Segundo Irineu Corrêa, pesquisador da BN, os periódicos tiveram um papel muito importante no estabelecimento do mercado de romances no século XIX. A primeira versão das obras, chamada folhetim, muitas vezes era publicada em jornais. O autor ouvia a opinião dos leitores e depois lançava a versão em livro. “A imprensa influenciou o hábito da leitura. Isso sem pensar nas revistas especializadas, como Kosmos, Renascença e Nictheroy, que representavam certos grupos de literatos”, diz ele. A revista Floreal, por exemplo, lançada em 1907, foi quase toda editada e escrita pelo grupo de Lima Barreto (1881-1922). A BN possui dois dos quatro exemplares, que foram restaurados e agora estão no portal do projeto.

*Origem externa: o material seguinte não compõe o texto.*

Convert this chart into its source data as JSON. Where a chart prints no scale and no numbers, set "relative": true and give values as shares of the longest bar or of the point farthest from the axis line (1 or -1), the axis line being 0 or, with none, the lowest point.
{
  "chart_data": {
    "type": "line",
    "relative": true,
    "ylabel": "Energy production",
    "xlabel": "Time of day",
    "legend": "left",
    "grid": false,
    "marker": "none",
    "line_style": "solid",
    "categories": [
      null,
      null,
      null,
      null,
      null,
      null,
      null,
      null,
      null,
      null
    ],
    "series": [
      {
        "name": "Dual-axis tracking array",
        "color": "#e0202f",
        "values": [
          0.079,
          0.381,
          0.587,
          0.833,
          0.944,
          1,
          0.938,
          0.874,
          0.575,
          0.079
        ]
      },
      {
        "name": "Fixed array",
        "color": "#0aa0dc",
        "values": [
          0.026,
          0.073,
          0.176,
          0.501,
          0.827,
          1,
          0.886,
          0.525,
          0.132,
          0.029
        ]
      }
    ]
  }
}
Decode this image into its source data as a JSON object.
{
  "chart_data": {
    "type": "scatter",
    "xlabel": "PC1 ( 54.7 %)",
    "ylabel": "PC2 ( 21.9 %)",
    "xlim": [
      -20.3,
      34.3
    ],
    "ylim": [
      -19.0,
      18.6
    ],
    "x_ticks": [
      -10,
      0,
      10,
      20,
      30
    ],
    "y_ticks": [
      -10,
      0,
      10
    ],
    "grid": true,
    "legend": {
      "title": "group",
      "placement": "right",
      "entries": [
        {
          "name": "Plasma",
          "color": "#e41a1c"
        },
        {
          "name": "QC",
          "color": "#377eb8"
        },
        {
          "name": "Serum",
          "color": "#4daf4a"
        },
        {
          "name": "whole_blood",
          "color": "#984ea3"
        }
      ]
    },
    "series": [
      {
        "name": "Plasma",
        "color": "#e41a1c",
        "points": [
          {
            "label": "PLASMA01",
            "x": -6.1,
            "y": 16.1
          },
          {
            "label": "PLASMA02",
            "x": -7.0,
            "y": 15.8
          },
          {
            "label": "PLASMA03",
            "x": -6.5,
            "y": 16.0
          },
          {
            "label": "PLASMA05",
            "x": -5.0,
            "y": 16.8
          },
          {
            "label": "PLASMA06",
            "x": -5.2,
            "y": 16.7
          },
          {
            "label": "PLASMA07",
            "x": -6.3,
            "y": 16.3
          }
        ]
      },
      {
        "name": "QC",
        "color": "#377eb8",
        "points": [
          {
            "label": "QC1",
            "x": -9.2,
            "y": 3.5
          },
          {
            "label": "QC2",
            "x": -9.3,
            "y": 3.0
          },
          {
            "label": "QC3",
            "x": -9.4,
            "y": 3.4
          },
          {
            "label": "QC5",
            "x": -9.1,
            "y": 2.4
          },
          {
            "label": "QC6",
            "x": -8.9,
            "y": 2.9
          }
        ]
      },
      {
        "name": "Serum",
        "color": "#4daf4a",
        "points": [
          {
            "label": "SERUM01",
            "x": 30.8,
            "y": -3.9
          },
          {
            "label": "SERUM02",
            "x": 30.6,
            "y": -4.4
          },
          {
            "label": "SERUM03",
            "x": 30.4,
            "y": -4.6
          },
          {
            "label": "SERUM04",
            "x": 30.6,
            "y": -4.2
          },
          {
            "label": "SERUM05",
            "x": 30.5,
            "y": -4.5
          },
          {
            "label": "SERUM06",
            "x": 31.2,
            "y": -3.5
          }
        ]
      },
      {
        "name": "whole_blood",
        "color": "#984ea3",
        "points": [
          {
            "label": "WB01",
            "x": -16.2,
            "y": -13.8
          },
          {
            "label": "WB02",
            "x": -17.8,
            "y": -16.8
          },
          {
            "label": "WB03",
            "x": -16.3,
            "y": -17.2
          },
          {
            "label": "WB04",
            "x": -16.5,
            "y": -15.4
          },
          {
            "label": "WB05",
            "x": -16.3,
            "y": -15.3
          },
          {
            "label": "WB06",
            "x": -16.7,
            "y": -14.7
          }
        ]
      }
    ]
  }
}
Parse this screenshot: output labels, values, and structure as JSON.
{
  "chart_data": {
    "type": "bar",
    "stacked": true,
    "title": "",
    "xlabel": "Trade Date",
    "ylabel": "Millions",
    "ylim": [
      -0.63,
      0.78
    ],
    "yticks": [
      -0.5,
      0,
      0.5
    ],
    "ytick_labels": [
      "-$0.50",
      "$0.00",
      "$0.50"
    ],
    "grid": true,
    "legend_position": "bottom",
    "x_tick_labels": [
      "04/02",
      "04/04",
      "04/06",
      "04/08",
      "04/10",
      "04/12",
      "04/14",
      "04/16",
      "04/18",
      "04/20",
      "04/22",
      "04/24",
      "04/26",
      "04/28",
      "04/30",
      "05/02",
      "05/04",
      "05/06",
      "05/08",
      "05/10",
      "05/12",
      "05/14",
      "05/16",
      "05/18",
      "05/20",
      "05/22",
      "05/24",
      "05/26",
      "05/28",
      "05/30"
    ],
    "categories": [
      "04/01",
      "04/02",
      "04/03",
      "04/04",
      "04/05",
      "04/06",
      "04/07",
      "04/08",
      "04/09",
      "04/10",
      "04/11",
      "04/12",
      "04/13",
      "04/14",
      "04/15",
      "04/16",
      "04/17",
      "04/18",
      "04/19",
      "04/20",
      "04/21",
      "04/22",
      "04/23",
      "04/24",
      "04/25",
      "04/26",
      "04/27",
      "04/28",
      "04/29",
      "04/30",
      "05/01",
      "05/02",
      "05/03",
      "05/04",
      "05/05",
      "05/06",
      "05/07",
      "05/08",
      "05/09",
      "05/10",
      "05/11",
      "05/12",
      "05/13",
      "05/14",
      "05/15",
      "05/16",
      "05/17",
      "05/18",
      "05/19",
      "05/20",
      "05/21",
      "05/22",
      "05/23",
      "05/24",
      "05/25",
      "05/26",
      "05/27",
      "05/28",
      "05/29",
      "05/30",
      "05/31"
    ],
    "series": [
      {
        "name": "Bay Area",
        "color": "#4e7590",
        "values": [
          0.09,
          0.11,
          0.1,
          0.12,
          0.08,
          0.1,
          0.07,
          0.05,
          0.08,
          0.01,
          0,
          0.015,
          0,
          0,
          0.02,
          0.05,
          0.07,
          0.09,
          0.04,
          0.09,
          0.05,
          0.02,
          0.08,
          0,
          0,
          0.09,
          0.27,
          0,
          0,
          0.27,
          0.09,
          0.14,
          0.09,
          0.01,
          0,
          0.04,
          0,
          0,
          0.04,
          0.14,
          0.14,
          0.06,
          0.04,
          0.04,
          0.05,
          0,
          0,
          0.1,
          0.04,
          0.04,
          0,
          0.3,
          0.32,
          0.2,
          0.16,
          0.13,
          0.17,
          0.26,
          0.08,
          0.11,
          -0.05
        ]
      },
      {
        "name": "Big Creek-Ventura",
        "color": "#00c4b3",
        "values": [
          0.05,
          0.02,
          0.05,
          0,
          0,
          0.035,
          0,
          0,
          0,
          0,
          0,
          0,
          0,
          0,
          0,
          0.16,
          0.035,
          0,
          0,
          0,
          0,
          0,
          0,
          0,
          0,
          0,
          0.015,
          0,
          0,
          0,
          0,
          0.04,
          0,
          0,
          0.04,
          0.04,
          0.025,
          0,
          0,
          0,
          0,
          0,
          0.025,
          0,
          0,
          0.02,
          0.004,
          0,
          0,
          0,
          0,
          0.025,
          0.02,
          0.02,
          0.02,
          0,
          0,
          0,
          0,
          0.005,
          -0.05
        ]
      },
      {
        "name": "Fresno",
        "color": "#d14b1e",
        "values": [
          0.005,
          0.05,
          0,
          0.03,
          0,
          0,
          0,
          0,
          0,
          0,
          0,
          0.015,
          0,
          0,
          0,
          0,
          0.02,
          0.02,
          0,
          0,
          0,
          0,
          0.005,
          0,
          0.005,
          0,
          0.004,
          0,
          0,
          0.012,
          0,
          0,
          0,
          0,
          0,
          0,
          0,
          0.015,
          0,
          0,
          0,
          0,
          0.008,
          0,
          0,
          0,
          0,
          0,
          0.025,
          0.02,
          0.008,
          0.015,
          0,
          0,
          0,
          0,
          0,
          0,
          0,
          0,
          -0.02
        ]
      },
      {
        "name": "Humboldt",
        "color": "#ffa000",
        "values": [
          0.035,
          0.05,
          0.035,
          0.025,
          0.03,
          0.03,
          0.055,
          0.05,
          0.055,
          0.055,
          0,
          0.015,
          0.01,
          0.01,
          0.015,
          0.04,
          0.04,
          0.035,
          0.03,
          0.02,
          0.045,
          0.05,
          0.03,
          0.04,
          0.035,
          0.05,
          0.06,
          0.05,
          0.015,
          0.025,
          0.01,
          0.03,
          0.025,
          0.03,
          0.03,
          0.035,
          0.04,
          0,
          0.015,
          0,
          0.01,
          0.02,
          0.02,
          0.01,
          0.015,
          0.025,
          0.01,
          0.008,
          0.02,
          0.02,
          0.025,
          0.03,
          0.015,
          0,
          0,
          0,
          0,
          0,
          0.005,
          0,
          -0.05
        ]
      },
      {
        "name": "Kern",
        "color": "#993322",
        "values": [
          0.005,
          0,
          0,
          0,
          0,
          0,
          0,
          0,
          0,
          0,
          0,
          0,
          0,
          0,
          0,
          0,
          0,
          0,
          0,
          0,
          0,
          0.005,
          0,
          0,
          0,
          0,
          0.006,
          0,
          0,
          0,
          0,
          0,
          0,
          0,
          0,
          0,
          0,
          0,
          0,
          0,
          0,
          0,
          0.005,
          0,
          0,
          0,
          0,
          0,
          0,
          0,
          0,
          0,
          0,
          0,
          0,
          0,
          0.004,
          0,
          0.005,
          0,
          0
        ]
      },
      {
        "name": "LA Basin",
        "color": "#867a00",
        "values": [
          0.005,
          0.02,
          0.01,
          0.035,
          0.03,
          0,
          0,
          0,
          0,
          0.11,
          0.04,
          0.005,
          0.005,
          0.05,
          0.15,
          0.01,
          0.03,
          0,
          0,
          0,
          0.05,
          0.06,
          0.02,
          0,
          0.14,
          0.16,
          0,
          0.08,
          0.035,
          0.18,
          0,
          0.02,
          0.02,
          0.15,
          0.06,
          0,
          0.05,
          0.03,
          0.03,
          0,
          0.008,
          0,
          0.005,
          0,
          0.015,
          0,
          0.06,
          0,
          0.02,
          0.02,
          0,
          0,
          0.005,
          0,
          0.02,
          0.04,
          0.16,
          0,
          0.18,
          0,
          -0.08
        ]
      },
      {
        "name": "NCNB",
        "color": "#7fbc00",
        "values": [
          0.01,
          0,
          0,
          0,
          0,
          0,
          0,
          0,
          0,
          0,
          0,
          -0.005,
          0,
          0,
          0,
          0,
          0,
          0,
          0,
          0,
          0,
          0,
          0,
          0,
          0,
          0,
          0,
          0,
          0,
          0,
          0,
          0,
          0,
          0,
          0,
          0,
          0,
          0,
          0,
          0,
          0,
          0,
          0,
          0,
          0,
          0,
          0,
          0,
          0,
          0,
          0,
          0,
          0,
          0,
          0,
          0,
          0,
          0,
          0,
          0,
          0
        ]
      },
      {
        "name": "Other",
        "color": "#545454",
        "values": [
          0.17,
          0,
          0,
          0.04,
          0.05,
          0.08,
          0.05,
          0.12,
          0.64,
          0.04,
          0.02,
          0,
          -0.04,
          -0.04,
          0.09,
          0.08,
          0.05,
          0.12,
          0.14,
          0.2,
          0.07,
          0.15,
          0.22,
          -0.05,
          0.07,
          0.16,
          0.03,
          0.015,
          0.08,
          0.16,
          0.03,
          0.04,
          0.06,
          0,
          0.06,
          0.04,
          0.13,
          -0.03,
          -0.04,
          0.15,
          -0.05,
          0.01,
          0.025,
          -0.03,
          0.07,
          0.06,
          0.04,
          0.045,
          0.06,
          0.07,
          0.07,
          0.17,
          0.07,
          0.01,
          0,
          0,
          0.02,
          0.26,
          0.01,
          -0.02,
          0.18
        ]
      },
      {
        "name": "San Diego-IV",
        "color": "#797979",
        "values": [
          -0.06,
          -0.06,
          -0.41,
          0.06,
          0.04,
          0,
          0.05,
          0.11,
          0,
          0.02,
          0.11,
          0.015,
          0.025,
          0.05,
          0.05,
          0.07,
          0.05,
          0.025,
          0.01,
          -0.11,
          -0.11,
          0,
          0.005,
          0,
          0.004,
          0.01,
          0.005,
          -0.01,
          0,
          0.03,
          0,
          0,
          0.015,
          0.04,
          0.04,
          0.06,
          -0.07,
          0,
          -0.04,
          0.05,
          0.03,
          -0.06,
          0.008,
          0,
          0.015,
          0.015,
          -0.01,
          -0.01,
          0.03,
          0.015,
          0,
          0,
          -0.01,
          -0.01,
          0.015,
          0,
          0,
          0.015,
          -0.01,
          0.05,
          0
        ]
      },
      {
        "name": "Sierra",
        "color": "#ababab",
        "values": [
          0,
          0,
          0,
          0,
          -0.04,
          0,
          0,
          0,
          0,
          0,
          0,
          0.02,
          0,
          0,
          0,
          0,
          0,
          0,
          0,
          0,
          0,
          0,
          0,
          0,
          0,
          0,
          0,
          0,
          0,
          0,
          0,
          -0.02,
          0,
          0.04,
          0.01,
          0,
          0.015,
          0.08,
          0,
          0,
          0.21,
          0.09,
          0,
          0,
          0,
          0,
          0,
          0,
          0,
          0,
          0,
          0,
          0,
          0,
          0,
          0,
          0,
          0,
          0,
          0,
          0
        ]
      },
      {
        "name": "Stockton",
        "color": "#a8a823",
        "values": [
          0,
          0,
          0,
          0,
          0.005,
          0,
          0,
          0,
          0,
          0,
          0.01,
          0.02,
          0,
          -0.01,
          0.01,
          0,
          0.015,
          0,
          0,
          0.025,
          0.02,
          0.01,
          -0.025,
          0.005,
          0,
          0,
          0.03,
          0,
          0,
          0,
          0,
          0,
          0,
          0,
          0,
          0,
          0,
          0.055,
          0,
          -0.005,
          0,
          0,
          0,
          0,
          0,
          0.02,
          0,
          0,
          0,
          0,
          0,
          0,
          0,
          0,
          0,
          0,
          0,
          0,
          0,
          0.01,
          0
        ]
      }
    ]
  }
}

A equipe pretende analisar e digitalizar mil e quinhentos periódicos. Uma tarefa nada fácil, principalmente porque todos farão parte de um banco de dados com informações sobre sua história e detalhes da máscara gráfica. Até o fim do ano, cento e quarenta títulos já devem estar prontos. E em 2011, todas essas informações irão para a Internet. O trabalho fica ainda mais complicado – e interessante – quando se percebe que parte das publicações é pouco conhecida. “Encontramos periódicos do século XIX e do início do XX na Divisão de Manuscritos. Um deles era feito pelo Coelho Neto. As letras são tão bem desenhadas que nós demoramos a perceber que eram feitas à mão”, conta Corrêa.

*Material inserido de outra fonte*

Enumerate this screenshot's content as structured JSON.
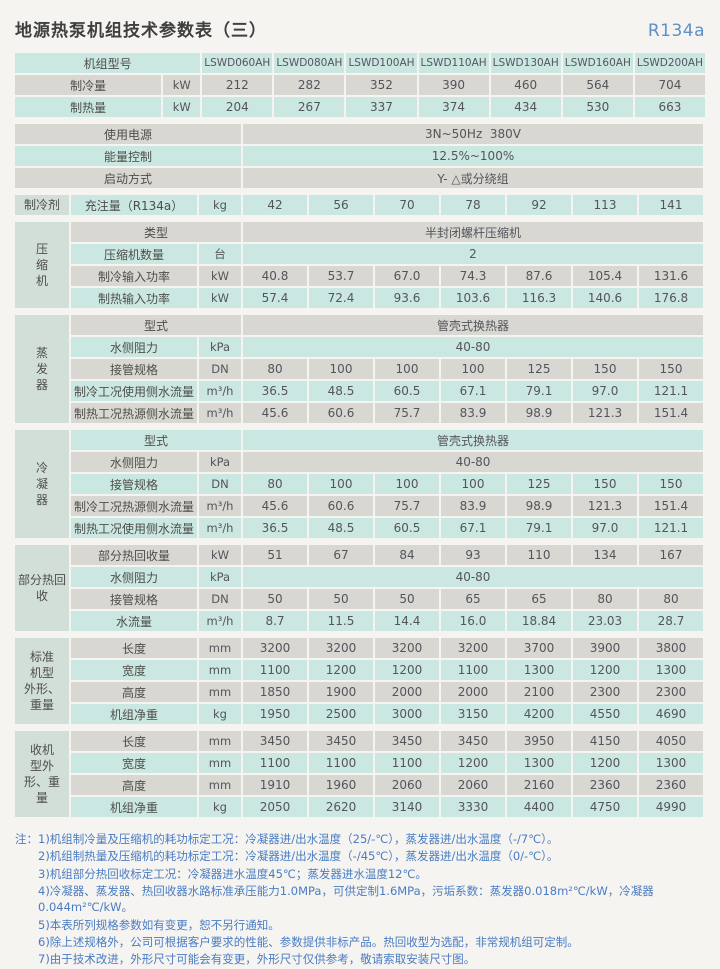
{
  "page": {
    "title": "地源热泵机组技术参数表（三）",
    "badge": "R134a"
  },
  "colors": {
    "row_cyan": "#cbe7e2",
    "row_gray": "#d8d7d2",
    "group_cell": "#d2ded8",
    "note_blue": "#4a7cc2",
    "badge_blue": "#5e90ca"
  },
  "table": {
    "rows": [
      {
        "sec": true,
        "wide": true,
        "label": "机组型号",
        "values": [
          "LSWD060AH",
          "LSWD080AH",
          "LSWD100AH",
          "LSWD110AH",
          "LSWD130AH",
          "LSWD160AH",
          "LSWD200AH"
        ]
      },
      {
        "wide": true,
        "label": "制冷量",
        "unit": "kW",
        "values": [
          "212",
          "282",
          "352",
          "390",
          "460",
          "564",
          "704"
        ]
      },
      {
        "wide": true,
        "label": "制热量",
        "unit": "kW",
        "values": [
          "204",
          "267",
          "337",
          "374",
          "434",
          "530",
          "663"
        ]
      },
      {
        "sec": true,
        "wide": true,
        "label": "使用电源",
        "span": "3N~50Hz  380V"
      },
      {
        "wide": true,
        "label": "能量控制",
        "span": "12.5%~100%"
      },
      {
        "wide": true,
        "label": "启动方式",
        "span": "Y- △或分绕组"
      },
      {
        "sec": true,
        "g": "制冷剂",
        "gr": 1,
        "label": "充注量（R134a）",
        "unit": "kg",
        "values": [
          "42",
          "56",
          "70",
          "78",
          "92",
          "113",
          "141"
        ]
      },
      {
        "sec": true,
        "g": "压\n缩\n机",
        "gr": 4,
        "label": "类型",
        "span": "半封闭螺杆压缩机"
      },
      {
        "label": "压缩机数量",
        "unit": "台",
        "span": "2"
      },
      {
        "label": "制冷输入功率",
        "unit": "kW",
        "values": [
          "40.8",
          "53.7",
          "67.0",
          "74.3",
          "87.6",
          "105.4",
          "131.6"
        ]
      },
      {
        "label": "制热输入功率",
        "unit": "kW",
        "values": [
          "57.4",
          "72.4",
          "93.6",
          "103.6",
          "116.3",
          "140.6",
          "176.8"
        ]
      },
      {
        "sec": true,
        "g": "蒸\n发\n器",
        "gr": 5,
        "label": "型式",
        "span": "管壳式换热器"
      },
      {
        "label": "水侧阻力",
        "unit": "kPa",
        "span": "40-80"
      },
      {
        "label": "接管规格",
        "unit": "DN",
        "values": [
          "80",
          "100",
          "100",
          "100",
          "125",
          "150",
          "150"
        ]
      },
      {
        "label": "制冷工况使用侧水流量",
        "unit": "m³/h",
        "values": [
          "36.5",
          "48.5",
          "60.5",
          "67.1",
          "79.1",
          "97.0",
          "121.1"
        ]
      },
      {
        "label": "制热工况热源侧水流量",
        "unit": "m³/h",
        "values": [
          "45.6",
          "60.6",
          "75.7",
          "83.9",
          "98.9",
          "121.3",
          "151.4"
        ]
      },
      {
        "sec": true,
        "g": "冷\n凝\n器",
        "gr": 5,
        "label": "型式",
        "span": "管壳式换热器"
      },
      {
        "label": "水侧阻力",
        "unit": "kPa",
        "span": "40-80"
      },
      {
        "label": "接管规格",
        "unit": "DN",
        "values": [
          "80",
          "100",
          "100",
          "100",
          "125",
          "150",
          "150"
        ]
      },
      {
        "label": "制冷工况热源侧水流量",
        "unit": "m³/h",
        "values": [
          "45.6",
          "60.6",
          "75.7",
          "83.9",
          "98.9",
          "121.3",
          "151.4"
        ]
      },
      {
        "label": "制热工况使用侧水流量",
        "unit": "m³/h",
        "values": [
          "36.5",
          "48.5",
          "60.5",
          "67.1",
          "79.1",
          "97.0",
          "121.1"
        ]
      },
      {
        "sec": true,
        "g": "部分热回\n收",
        "gr": 4,
        "label": "部分热回收量",
        "unit": "kW",
        "values": [
          "51",
          "67",
          "84",
          "93",
          "110",
          "134",
          "167"
        ]
      },
      {
        "label": "水侧阻力",
        "unit": "kPa",
        "span": "40-80"
      },
      {
        "label": "接管规格",
        "unit": "DN",
        "values": [
          "50",
          "50",
          "50",
          "65",
          "65",
          "80",
          "80"
        ]
      },
      {
        "label": "水流量",
        "unit": "m³/h",
        "values": [
          "8.7",
          "11.5",
          "14.4",
          "16.0",
          "18.84",
          "23.03",
          "28.7"
        ]
      },
      {
        "sec": true,
        "g": "标准\n机型\n外形、\n重量",
        "gr": 4,
        "label": "长度",
        "unit": "mm",
        "values": [
          "3200",
          "3200",
          "3200",
          "3200",
          "3700",
          "3900",
          "3800"
        ]
      },
      {
        "label": "宽度",
        "unit": "mm",
        "values": [
          "1100",
          "1200",
          "1200",
          "1100",
          "1300",
          "1200",
          "1300"
        ]
      },
      {
        "label": "高度",
        "unit": "mm",
        "values": [
          "1850",
          "1900",
          "2000",
          "2000",
          "2100",
          "2300",
          "2300"
        ]
      },
      {
        "label": "机组净重",
        "unit": "kg",
        "values": [
          "1950",
          "2500",
          "3000",
          "3150",
          "4200",
          "4550",
          "4690"
        ]
      },
      {
        "sec": true,
        "g": "收机\n型外\n形、重\n量",
        "gr": 4,
        "label": "长度",
        "unit": "mm",
        "values": [
          "3450",
          "3450",
          "3450",
          "3450",
          "3950",
          "4150",
          "4050"
        ]
      },
      {
        "label": "宽度",
        "unit": "mm",
        "values": [
          "1100",
          "1100",
          "1100",
          "1200",
          "1300",
          "1200",
          "1300"
        ]
      },
      {
        "label": "高度",
        "unit": "mm",
        "values": [
          "1910",
          "1960",
          "2060",
          "2060",
          "2160",
          "2360",
          "2360"
        ]
      },
      {
        "label": "机组净重",
        "unit": "kg",
        "values": [
          "2050",
          "2620",
          "3140",
          "3330",
          "4400",
          "4750",
          "4990"
        ]
      }
    ]
  },
  "notes": {
    "prefix": "注：",
    "items": [
      "1)机组制冷量及压缩机的耗功标定工况：冷凝器进/出水温度（25/-℃），蒸发器进/出水温度（-/7℃）。",
      "2)机组制热量及压缩机的耗功标定工况：冷凝器进/出水温度（-/45℃），蒸发器进/出水温度（0/-℃）。",
      "3)机组部分热回收标定工况：冷凝器进水温度45℃；蒸发器进水温度12℃。",
      "4)冷凝器、蒸发器、热回收器水路标准承压能力1.0MPa，可供定制1.6MPa，污垢系数：蒸发器0.018m²℃/kW，冷凝器0.044m²℃/kW。",
      "5)本表所列规格参数如有变更，恕不另行通知。",
      "6)除上述规格外，公司可根据客户要求的性能、参数提供非标产品。热回收型为选配，非常规机组可定制。",
      "7)由于技术改进，外形尺寸可能会有变更，外形尺寸仅供参考，敬请索取安装尺寸图。"
    ]
  }
}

Além da análise dos periódicos, os seis integrantes do projeto desenvolvem pesquisas paralelas, como os estudos mais aprofundados sobre a revista Minerva Brasiliense (1843-1845) e sobre Victor Silva (1865-1922), que publicou seus poemas somente em periódicos. Segundo Corrêa, é fácil encontrar escritores que não publicavam seus trabalhos em livros. “O difícil mesmo é encontrar um autor que nunca tenha escrito em jornal”, ele afirma. Seja em forma de romance, poesia, crítica, resenha ou até de propaganda, não faltam textos literários para mobilizar a pesquisa, que não tem prazo para terminar.